03/13/2026 | Press release | Distributed by Public on 03/13/2026 11:08
Oil markets remain on edge as the Iran conflict continues to disrupt shipping through the Strait of Hormuz, pushing crude prices sharply higher this week. Brent crude briefly climbed above $100 per barrel for the first time since mid-2022, with prices surging as high as $119 earlier in the week amid attacks on tankers and threats to close the critical energy corridor.
This morning, prices eased slightly as an India-flagged tanker successfully exited the Strait of Hormuz carrying gasoline bound for Africa, offering a sign that limited shipping activity is still possible. However, analysts caution that the movement does not signal a reopening of the corridor, and disruptions to trade through the strait continue. Brent opened the day at nearly $99 per barrel, while WTI hovered around $92.
The Strait of Hormuz is set to remain a lever in the conflict. In a statement posted to his official website, Iran's Supreme Leader Mojtaba Khamenei said the "lever of the Strait of Hormuz must certainly continue to be used," adding that Iran could open additional fronts against its adversaries if necessary. The strait is a critical chokepoint for global energy trade, typically handling a large share of oil exports from the Persian Gulf.
Estimated oil flows through the Strait of Hormuz have fallen dramatically, dropping by roughly 19.4 million barrels per day, with vessel traffic stabilizing near 0.6 million barrels per day in recent days. Some shipments have been redirected via alternative routes, such as Saudi Arabia's Yanbu port on the Red Sea and the UAE's Fujairah terminal on the Gulf of Oman, though these routes have only partially offset the decline in exports from the region.
Security concerns remain elevated across the Persian Gulf. The United Kingdom's defense secretary said it is likely that Iran has begun laying naval mines in the strait, although Iranian officials deny the claim. Attacks on vessels have also continued to raise risks to energy infrastructure and shipping routes. On Thursday, two fuel tankers in Iraqi waters were struck by explosive-laden boats, forcing Iraqi oil ports to halt operations.
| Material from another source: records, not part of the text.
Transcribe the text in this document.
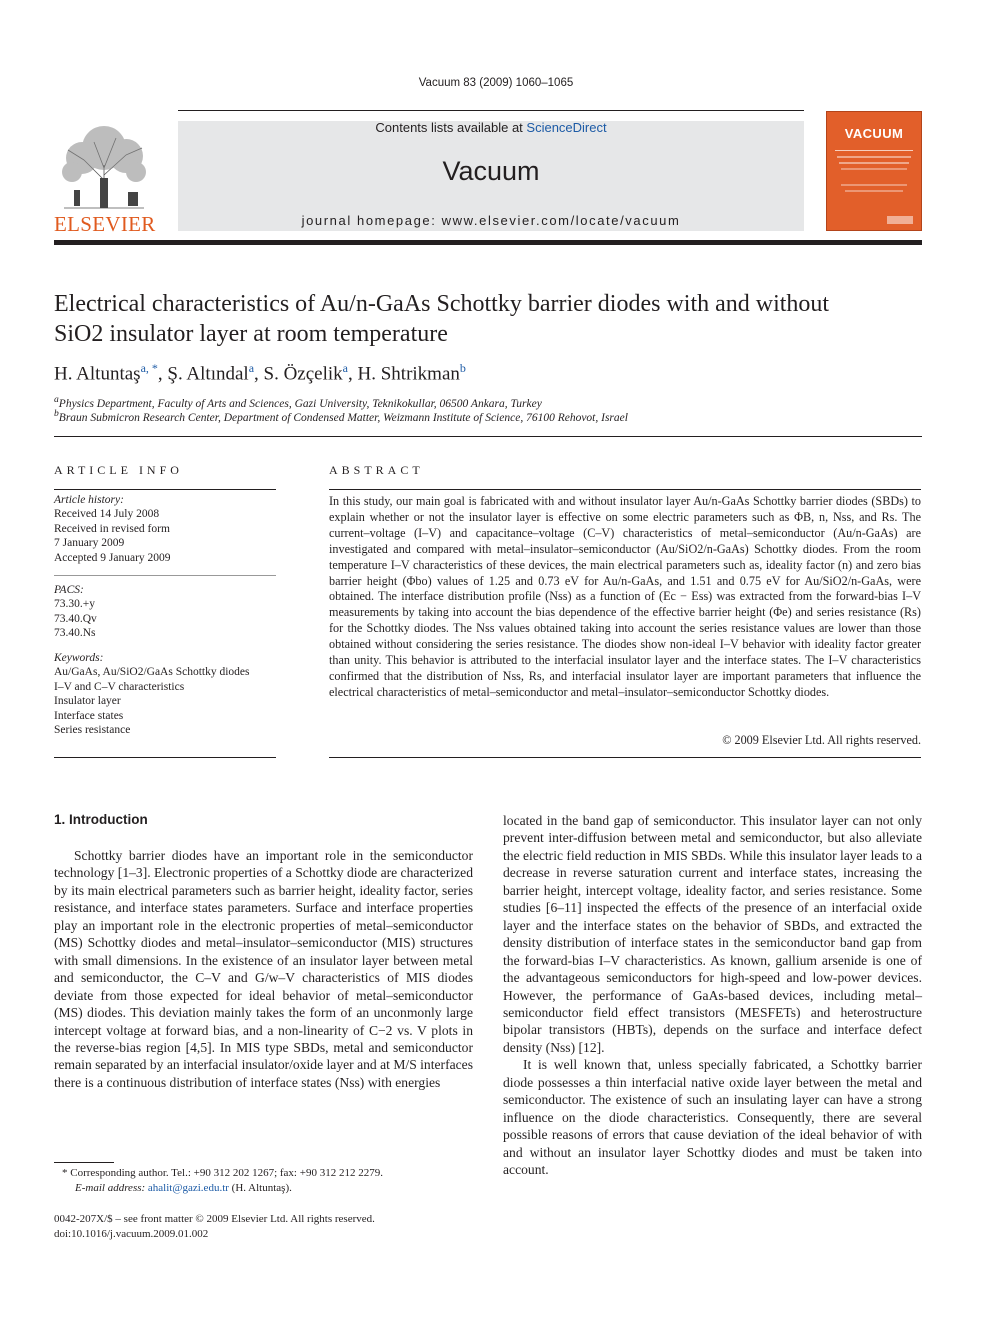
Vacuum 83 (2009) 1060–1065
Contents lists available at ScienceDirect
Vacuum
journal homepage: www.elsevier.com/locate/vacuum
ELSEVIER
VACUUM
Electrical characteristics of Au/n-GaAs Schottky barrier diodes with and without
SiO2 insulator layer at room temperature
H. Altuntaş$^{a, *}$, Ş. Altındal$^a$, S. Özçelik$^a$, H. Shtrikman$^b$
$^a$Physics Department, Faculty of Arts and Sciences, Gazi University, Teknikokullar, 06500 Ankara, Turkey
$^b$Braun Submicron Research Center, Department of Condensed Matter, Weizmann Institute of Science, 76100 Rehovot, Israel
ARTICLE INFO
Article history:
Received 14 July 2008
Received in revised form
7 January 2009
Accepted 9 January 2009
PACS:
73.30.+y
73.40.Qv
73.40.Ns
Keywords:
Au/GaAs, Au/SiO2/GaAs Schottky diodes
I–V and C–V characteristics
Insulator layer
Interface states
Series resistance
ABSTRACT
In this study, our main goal is fabricated with and without insulator layer Au/n-GaAs Schottky barrier diodes (SBDs) to explain whether or not the insulator layer is effective on some electric parameters such as ΦB, n, Nss, and Rs. The current–voltage (I–V) and capacitance–voltage (C–V) characteristics of metal–semiconductor (Au/n-GaAs) are investigated and compared with metal–insulator–semiconductor (Au/SiO2/n-GaAs) Schottky diodes. From the room temperature I–V characteristics of these devices, the main electrical parameters such as, ideality factor (n) and zero bias barrier height (Φbo) values of 1.25 and 0.73 eV for Au/n-GaAs, and 1.51 and 0.75 eV for Au/SiO2/n-GaAs, were obtained. The interface distribution profile (Nss) as a function of (Ec − Ess) was extracted from the forward-bias I–V measurements by taking into account the bias dependence of the effective barrier height (Φe) and series resistance (Rs) for the Schottky diodes. The Nss values obtained taking into account the series resistance values are lower than those obtained without considering the series resistance. The diodes show non-ideal I–V behavior with ideality factor greater than unity. This behavior is attributed to the interfacial insulator layer and the interface states. The I–V characteristics confirmed that the distribution of Nss, Rs, and interfacial insulator layer are important parameters that influence the electrical characteristics of metal–semiconductor and metal–insulator–semiconductor Schottky diodes.
© 2009 Elsevier Ltd. All rights reserved.
1. Introduction

Schottky barrier diodes have an important role in the semiconductor technology [1–3]. Electronic properties of a Schottky diode are characterized by its main electrical parameters such as barrier height, ideality factor, series resistance, and interface states parameters. Surface and interface properties play an important role in the electronic properties of metal–semiconductor (MS) Schottky diodes and metal–insulator–semiconductor (MIS) structures with small dimensions. In the existence of an insulator layer between metal and semiconductor, the C–V and G/w–V characteristics of MIS diodes deviate from those expected for ideal behavior of metal–semiconductor (MS) diodes. This deviation mainly takes the form of an unconmonly large intercept voltage at forward bias, and a non-linearity of C−2 vs. V plots in the reverse-bias region [4,5]. In MIS type SBDs, metal and semiconductor remain separated by an interfacial insulator/oxide layer and at M/S interfaces there is a continuous distribution of interface states (Nss) with energies

located in the band gap of semiconductor. This insulator layer can not only prevent inter-diffusion between metal and semiconductor, but also alleviate the electric field reduction in MIS SBDs. While this insulator layer leads to a decrease in reverse saturation current and interface states, increasing the barrier height, intercept voltage, ideality factor, and series resistance. Some studies [6–11] inspected the effects of the presence of an interfacial oxide layer and the interface states on the behavior of SBDs, and extracted the density distribution of interface states in the semiconductor band gap from the forward-bias I–V characteristics. As known, gallium arsenide is one of the advantageous semiconductors for high-speed and low-power devices. However, the performance of GaAs-based devices, including metal–semiconductor field effect transistors (MESFETs) and heterostructure bipolar transistors (HBTs), depends on the surface and interface defect density (Nss) [12].

It is well known that, unless specially fabricated, a Schottky barrier diode possesses a thin interfacial native oxide layer between the metal and semiconductor. The existence of such an insulating layer can have a strong influence on the diode characteristics. Consequently, there are several possible reasons of errors that cause deviation of the ideal behavior of with and without an insulator layer Schottky diodes and must be taken into account.

* Corresponding author. Tel.: +90 312 202 1267; fax: +90 312 212 2279.
E-mail address: ahalit@gazi.edu.tr (H. Altuntaş).
0042-207X/$ – see front matter © 2009 Elsevier Ltd. All rights reserved.
doi:10.1016/j.vacuum.2009.01.002
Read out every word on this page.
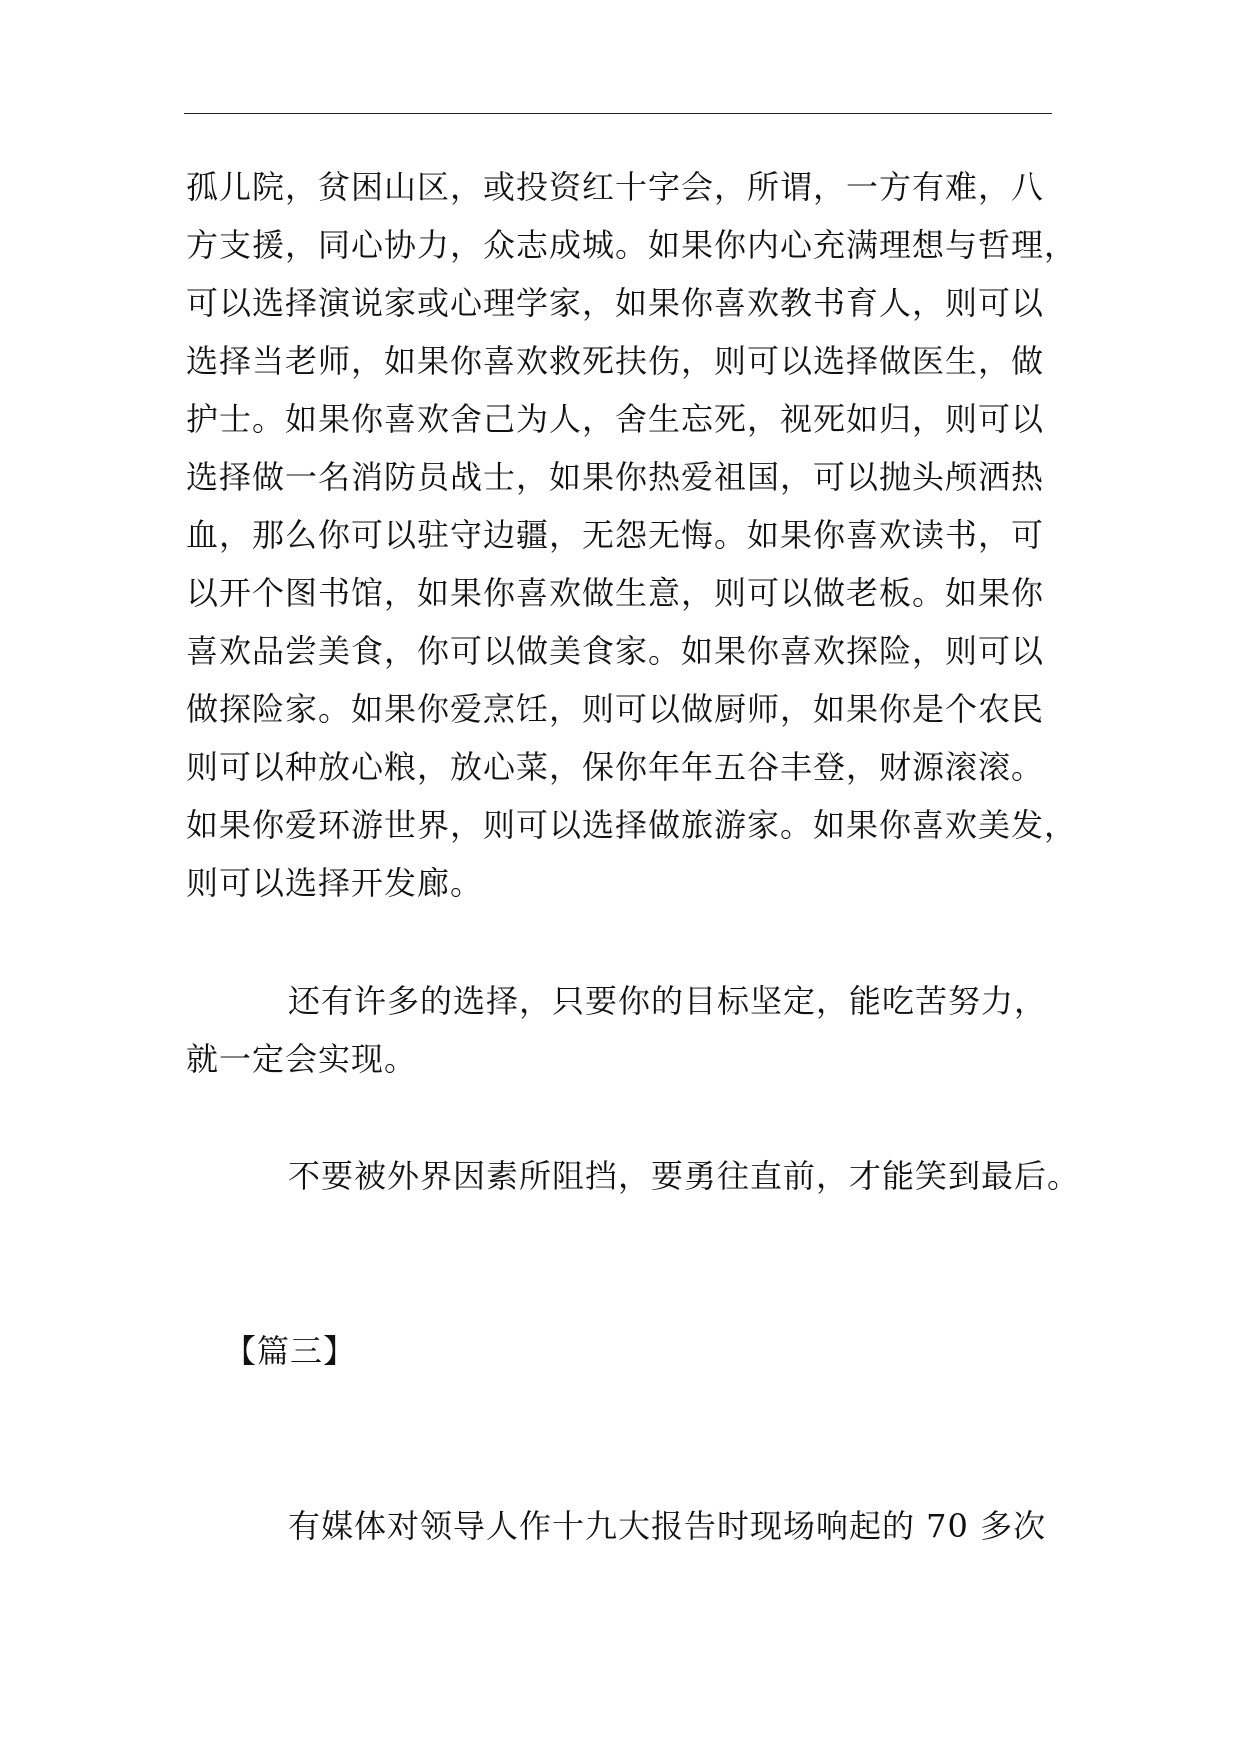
孤儿院，贫困山区，或投资红十字会，所谓，一方有难，八
方支援，同心协力，众志成城。如果你内心充满理想与哲理，
可以选择演说家或心理学家，如果你喜欢教书育人，则可以
选择当老师，如果你喜欢救死扶伤，则可以选择做医生，做
护士。如果你喜欢舍己为人，舍生忘死，视死如归，则可以
选择做一名消防员战士，如果你热爱祖国，可以抛头颅洒热
血，那么你可以驻守边疆，无怨无悔。如果你喜欢读书，可
以开个图书馆，如果你喜欢做生意，则可以做老板。如果你
喜欢品尝美食，你可以做美食家。如果你喜欢探险，则可以
做探险家。如果你爱烹饪，则可以做厨师，如果你是个农民
则可以种放心粮，放心菜，保你年年五谷丰登，财源滚滚。
如果你爱环游世界，则可以选择做旅游家。如果你喜欢美发，
则可以选择开发廊。
还有许多的选择，只要你的目标坚定，能吃苦努力，
就一定会实现。
不要被外界因素所阻挡，要勇往直前，才能笑到最后。
【篇三】
有媒体对领导人作十九大报告时现场响起的 70 多次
Governments have begun implementing measures to stabilize energy markets as the disruption persists. The International Energy Agency (IEA) announced that member countries will make 400 million barrels of oil available from strategic reserves over the next four months, the largest coordinated stock release ever proposed. The United States plans to contribute 172 million barrels from its Strategic Petroleum Reserve, while officials are also considering a temporary Jones Act waiver to help move refined products from the Gulf Coast to the East Coast and ease regional fuel prices.
The U.S. government has also issued a 30-day authorization allowing buyers to purchase Russian oil cargoes already at sea, a move designed to reduce logistical bottlenecks and ease supply tightness without significantly benefiting Russia financially. At the same time, U.S. Energy Secretary Chris Wright indicated that the U.S. Navy could begin escorting commercial vessels through the Strait of Hormuz by the end of March if security conditions require it.
Despite these measures, the risk of further escalation remains a major concern for energy markets. President Donald Trump warned that the United States could strike Iran "very hard" in the coming week if hostilities continue, while Iranian officials responded with threats of retaliation. Iran's Secretary of the Supreme National Security Council said on social media that the country would continue the fight until its adversaries regret what he described as a "grave miscalculation."
The larger concern for markets now extends beyond shipping delays. Analysts warn that damage to major energy infrastructure could create a longer-lasting loss of supply. Facilities such as Iran's Kharg Island export terminal, the country's primary crude export hub, are seen as particularly vulnerable. Any attack on major export infrastructure could trigger retaliatory strikes across the Gulf and significantly deepen the global supply disruption.
Prices in Review
Crude prices experienced high volatility during the week, beginning at $98.00 on Monday and surging intraday to $119.48, the highest level recorded during the period. Prices then reversed sharply on Tuesday, falling to $80.20, reaching a daily high of $91.48. The market stabilized mid-week, with prices recovering to $86.89 on Wednesday and continuing higher to $89.32 on Thursday. On Friday, crude opened at $96.74, nearly returning to Monday's level. Over the week, crude prices declined $1.26 per barrel, representing a 1.3% decrease, despite the significant swings seen earlier.
Diesel prices also moved throughout the week, beginning at $3.7821 on Monday before falling to $3.2423 on Tuesday, the week's lowest level. Prices recovered slightly on Wednesday to $3.4110 and continued to climb on Thursday to $3.7264. On Friday, diesel rose further to $3.9535, reaching the highest level of the week. Overall, diesel prices increased by $0.1714 per gallon, representing 4.5% rise during the week.
Gasoline started the week at $2.8400 on Monday and declined to $2.6429 on Tuesday, dropping to $2.5754 during the day, the week's low. Prices then rebounded to $2.711 on Wednesday and continued higher to $2.8185 on Thursday. This morning, gasoline prices opened at $2.9821, representing an overall increase of $0.1421 per gallon, or 5.0%, during the week.